We believe FPGAs are highly underrepresented in the world’s processing platform landscape, but their true potential can only be unleashed using open source… everything. IP, operating systems (where CPUs are involved, which is everywhere these days), simulation, hardware designs and, of course, FPGA tools. QuickLogic understood that, and worked with us - and now also the open source community - to create an officially open source platform which has nothing to hide, first time in FPGA history.
Thus, buying a QuickFeather in this Crowd Supply campaign is not just buying a developer platform - it’s getting a piece of computer history.
But it’s an extremely interesting dev kit, too. Machine Learning tasks performed on low-power devices like the EOS S3 found in QuickFeather, dubbed TinyML, is a dynamically growing area where we believe FPGAs will play an important role thanks to their ability to be configured to fit a specific case exactly.

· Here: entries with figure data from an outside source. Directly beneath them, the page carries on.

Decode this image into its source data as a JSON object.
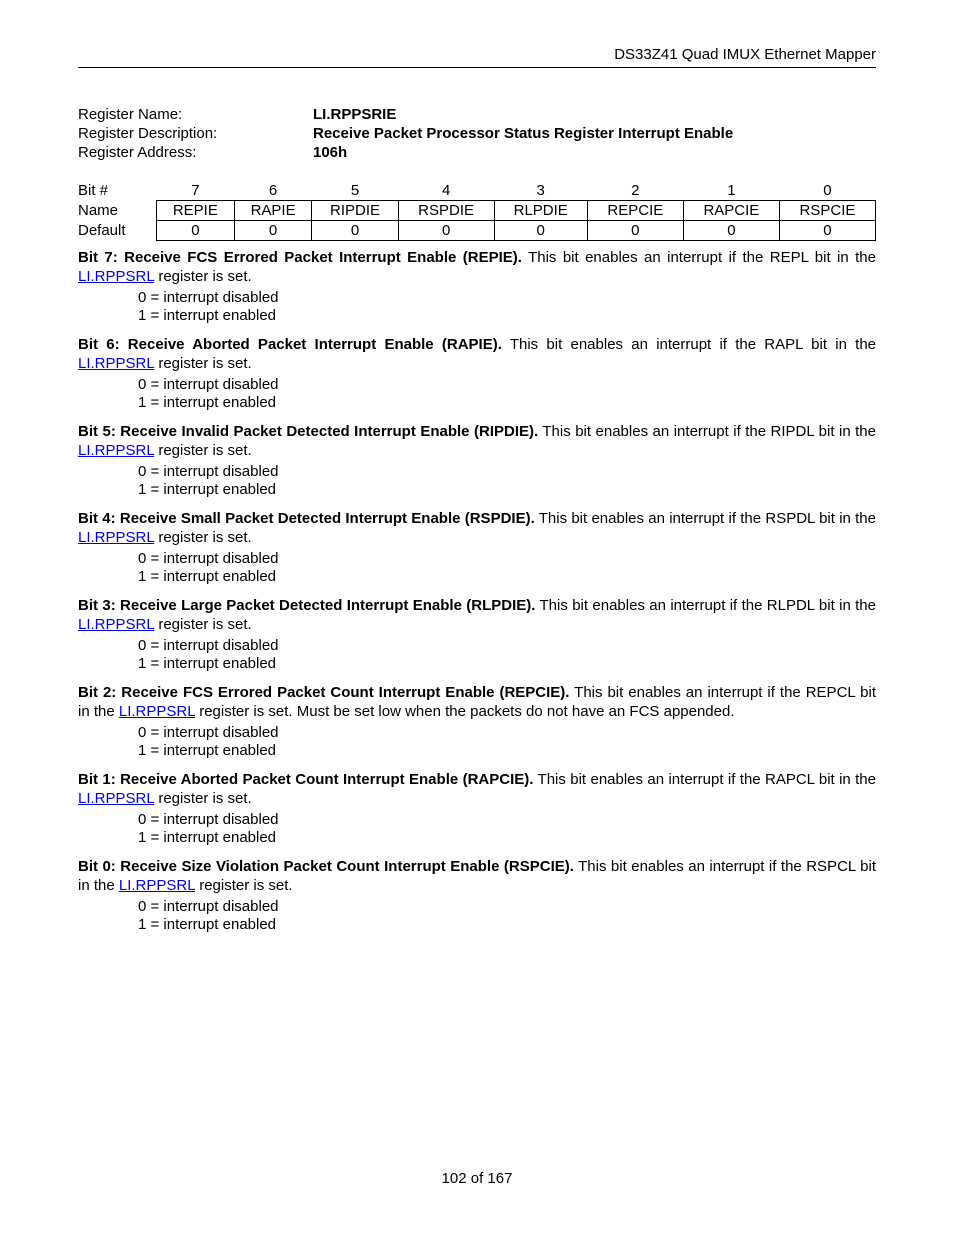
{
  "header": {
    "doc_title": "DS33Z41 Quad IMUX Ethernet Mapper"
  },
  "register": {
    "name_label": "Register Name:",
    "name_value": "LI.RPPSRIE",
    "desc_label": "Register Description:",
    "desc_value": "Receive Packet Processor Status Register Interrupt Enable",
    "addr_label": "Register Address:",
    "addr_value": "106h"
  },
  "bit_table": {
    "row_labels": {
      "bit": "Bit #",
      "name": "Name",
      "default": "Default"
    },
    "bit_numbers": [
      "7",
      "6",
      "5",
      "4",
      "3",
      "2",
      "1",
      "0"
    ],
    "names": [
      "REPIE",
      "RAPIE",
      "RIPDIE",
      "RSPDIE",
      "RLPDIE",
      "REPCIE",
      "RAPCIE",
      "RSPCIE"
    ],
    "defaults": [
      "0",
      "0",
      "0",
      "0",
      "0",
      "0",
      "0",
      "0"
    ]
  },
  "link_text": "LI.RPPSRL",
  "value_lines": {
    "line0": "0 = interrupt disabled",
    "line1": "1 = interrupt enabled"
  },
  "descs": {
    "b7": {
      "title": "Bit 7: Receive FCS Errored Packet Interrupt Enable (REPIE).",
      "body_pre": " This bit enables an interrupt if the REPL bit in the ",
      "body_post": " register is set."
    },
    "b6": {
      "title": "Bit 6: Receive Aborted Packet Interrupt Enable (RAPIE).",
      "body_pre": " This bit enables an interrupt if the RAPL bit in the ",
      "body_post": " register is set."
    },
    "b5": {
      "title": "Bit 5: Receive Invalid Packet Detected Interrupt Enable (RIPDIE).",
      "body_pre": " This bit enables an interrupt if the RIPDL bit in the ",
      "body_post": " register is set."
    },
    "b4": {
      "title": "Bit 4: Receive Small Packet Detected Interrupt Enable (RSPDIE).",
      "body_pre": " This bit enables an interrupt if the RSPDL bit in the ",
      "body_post": " register is set."
    },
    "b3": {
      "title": "Bit 3: Receive Large Packet Detected Interrupt Enable (RLPDIE).",
      "body_pre": " This bit enables an interrupt if the RLPDL bit in the ",
      "body_post": " register is set."
    },
    "b2": {
      "title": "Bit 2: Receive FCS Errored Packet Count Interrupt Enable (REPCIE).",
      "body_pre": " This bit enables an interrupt if the REPCL bit in the ",
      "body_post": " register is set. Must be set low when the packets do not have an FCS appended."
    },
    "b1": {
      "title": "Bit 1: Receive Aborted Packet Count Interrupt Enable (RAPCIE).",
      "body_pre": " This bit enables an interrupt if the RAPCL bit in the ",
      "body_post": " register is set."
    },
    "b0": {
      "title": "Bit 0: Receive Size Violation Packet Count Interrupt Enable (RSPCIE).",
      "body_pre": " This bit enables an interrupt if the RSPCL bit in the ",
      "body_post": " register is set."
    }
  },
  "footer": {
    "page_num": "102 of 167"
  }
}
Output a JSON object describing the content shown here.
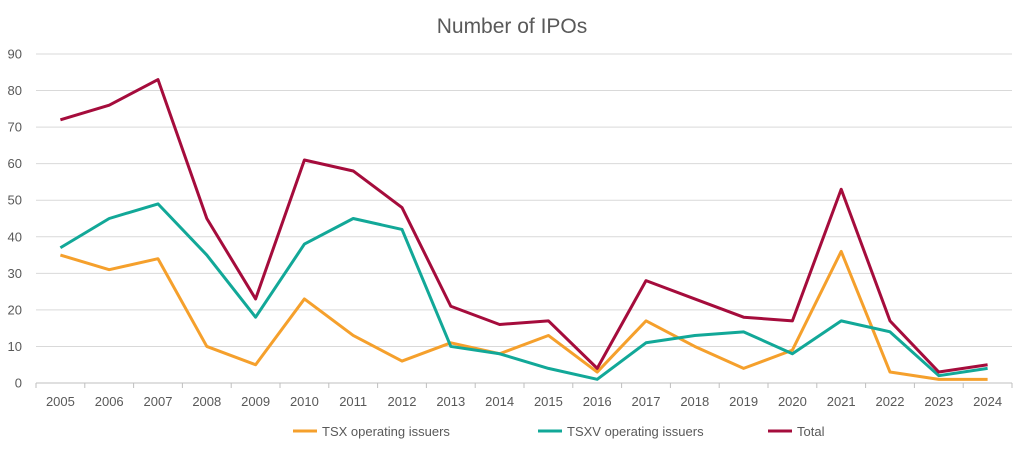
{
  "chart_data": {
    "type": "line",
    "title": "Number of IPOs",
    "xlabel": "",
    "ylabel": "",
    "ylim": [
      0,
      90
    ],
    "yticks": [
      0,
      10,
      20,
      30,
      40,
      50,
      60,
      70,
      80,
      90
    ],
    "grid": true,
    "legend_position": "bottom",
    "categories": [
      "2005",
      "2006",
      "2007",
      "2008",
      "2009",
      "2010",
      "2011",
      "2012",
      "2013",
      "2014",
      "2015",
      "2016",
      "2017",
      "2018",
      "2019",
      "2020",
      "2021",
      "2022",
      "2023",
      "2024"
    ],
    "series": [
      {
        "name": "TSX operating issuers",
        "color": "#F5A02C",
        "values": [
          35,
          31,
          34,
          10,
          5,
          23,
          13,
          6,
          11,
          8,
          13,
          3,
          17,
          10,
          4,
          9,
          36,
          3,
          1,
          1
        ]
      },
      {
        "name": "TSXV operating issuers",
        "color": "#12A898",
        "values": [
          37,
          45,
          49,
          35,
          18,
          38,
          45,
          42,
          10,
          8,
          4,
          1,
          11,
          13,
          14,
          8,
          17,
          14,
          2,
          4
        ]
      },
      {
        "name": "Total",
        "color": "#A50C3C",
        "values": [
          72,
          76,
          83,
          45,
          23,
          61,
          58,
          48,
          21,
          16,
          17,
          4,
          28,
          23,
          18,
          17,
          53,
          17,
          3,
          5
        ]
      }
    ]
  }
}
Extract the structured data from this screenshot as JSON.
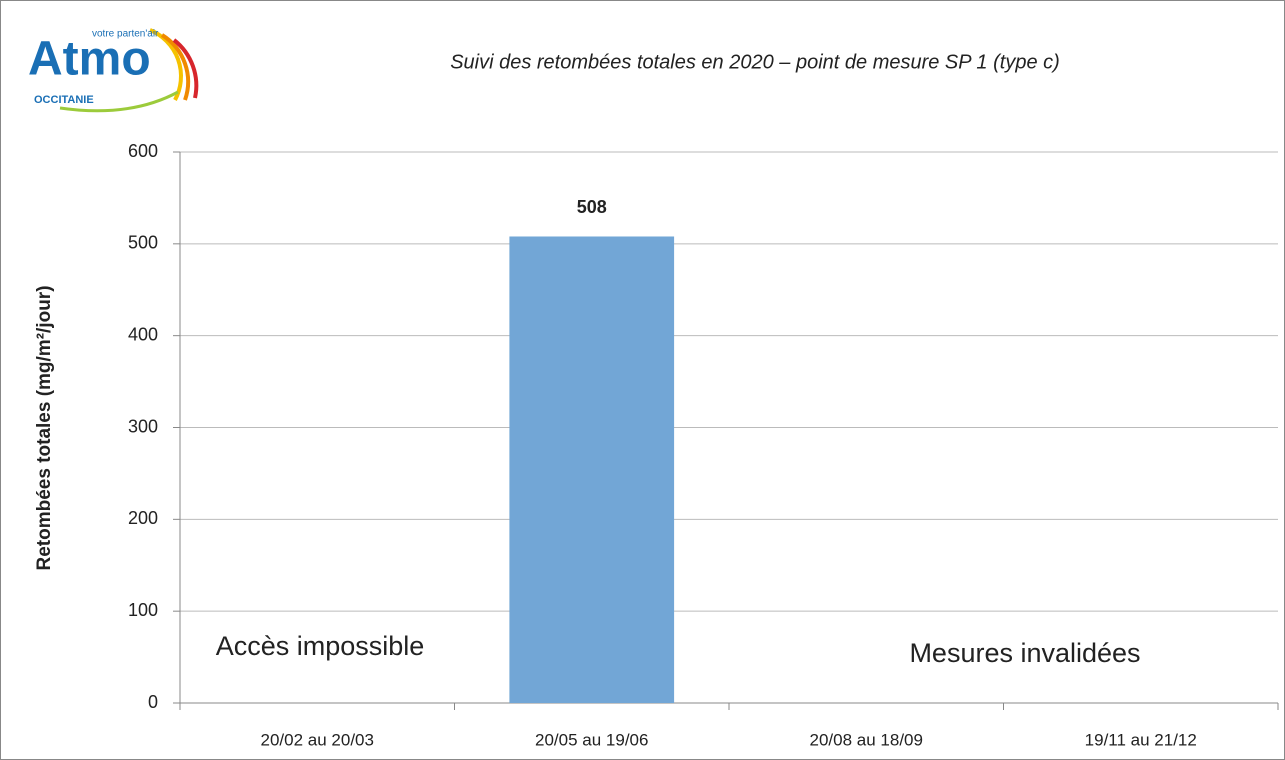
{
  "logo": {
    "name": "Atmo",
    "tagline": "votre parten'air",
    "region": "OCCITANIE"
  },
  "chart_data": {
    "type": "bar",
    "title": "Suivi des retombées totales en 2020 – point de mesure SP 1 (type c)",
    "y_label": "Retombées totales (mg/m²/jour)",
    "categories": [
      "20/02 au 20/03",
      "20/05 au 19/06",
      "20/08 au 18/09",
      "19/11 au 21/12"
    ],
    "values": [
      null,
      508,
      null,
      null
    ],
    "color": "#72a6d6",
    "ylim": [
      0,
      600
    ],
    "yticks": [
      0,
      100,
      200,
      300,
      400,
      500,
      600
    ],
    "grid": true,
    "annotations": [
      "Accès impossible",
      "Mesures invalidées"
    ]
  }
}
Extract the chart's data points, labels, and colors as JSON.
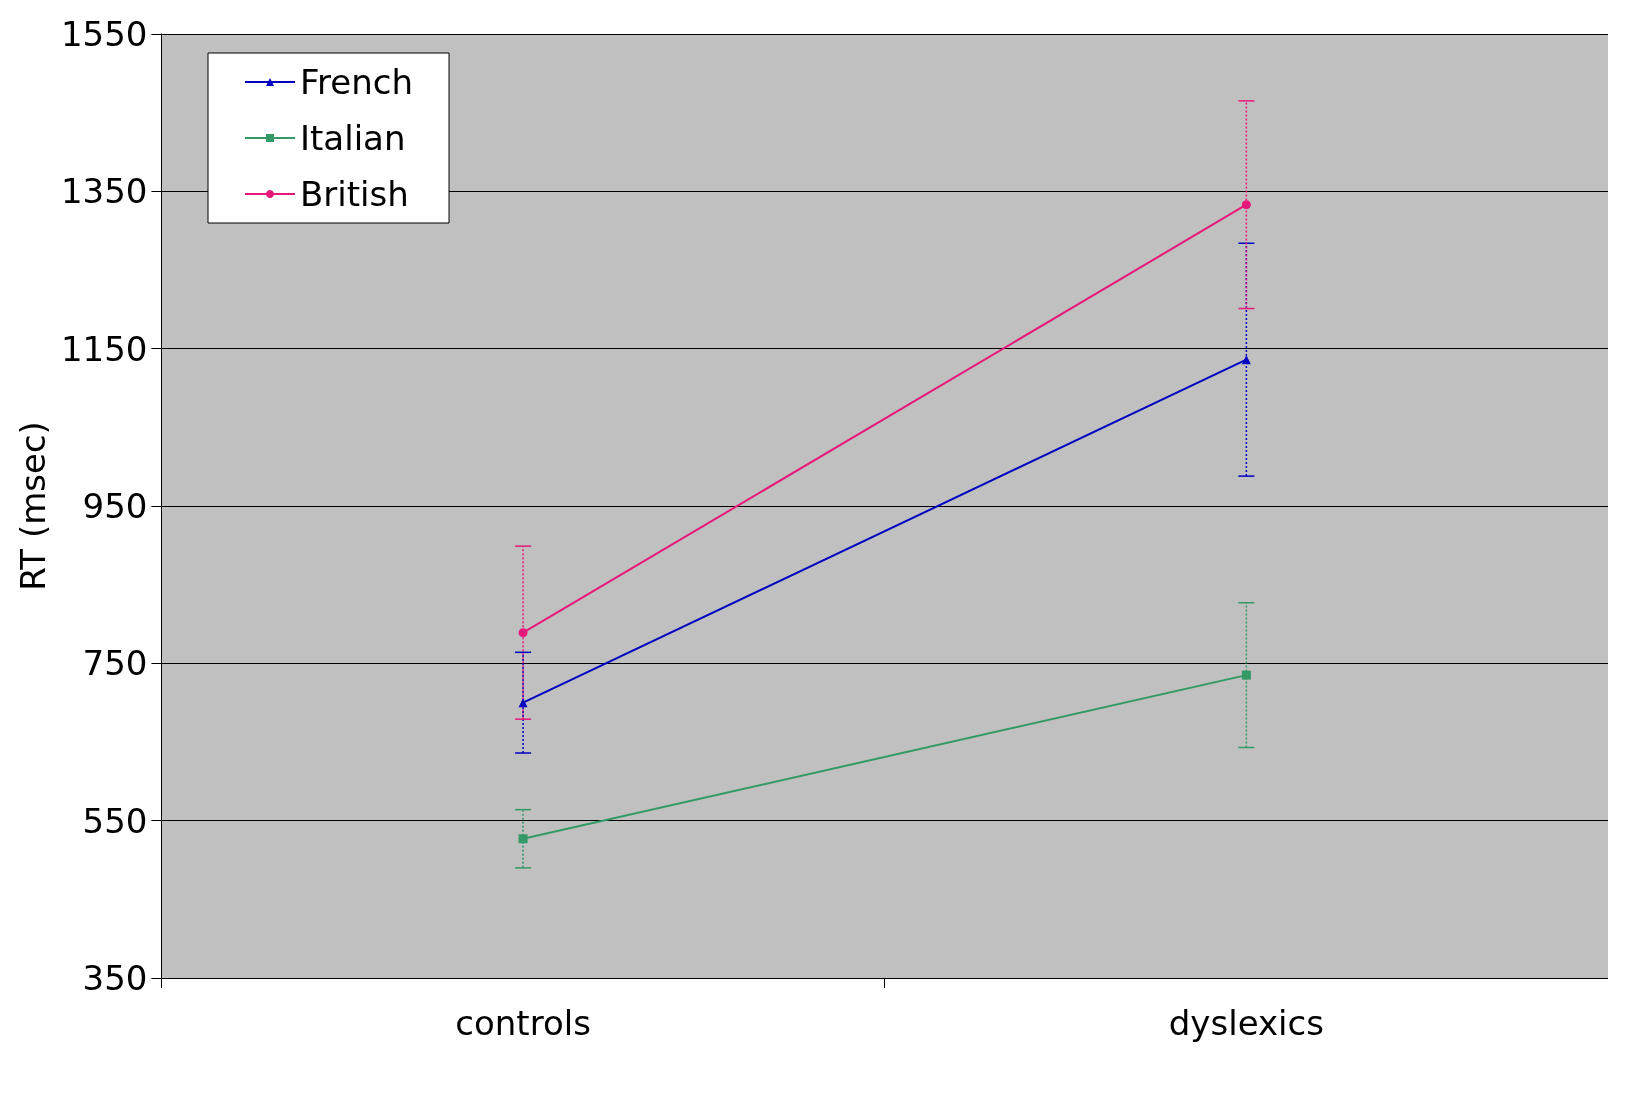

A tiny Cortex-M4 FPGA SoC coupled with all the right sensors, enabling you to build a flexible FPGA-based ML accelerator, is a perfect development platform. And opening up the TinyML space to tinkering with AI acceleration by software developers thanks to open source FPGA tools is exactly what pushes it from "very interesting" to "awesome!"
Thus, we are excited to see this project gaining traction on Crowd Supply, and all the more proud for our role in developing the Zephyr support, basic FPGA IPs, the FPGA tools, and hardware.
If you’re on the fence whether QuickLogic’s QuickFeather is worth taking a look, you can also experience it in Renode - our open source simulation framework, whose version 1.10 (just released!) includes support for more EOS S3 peripherals, including DC, SPI DMA, Packet FIFO, and FFE, so that you can develop code, ML algorithms, and Continuous Integration for the platform even more quickly.
But of course, to put it in your next project or product, you need a physical board. We encourage you to go and get one, and experience the first vendor-supported and truly open source FPGA board with an ecosystem.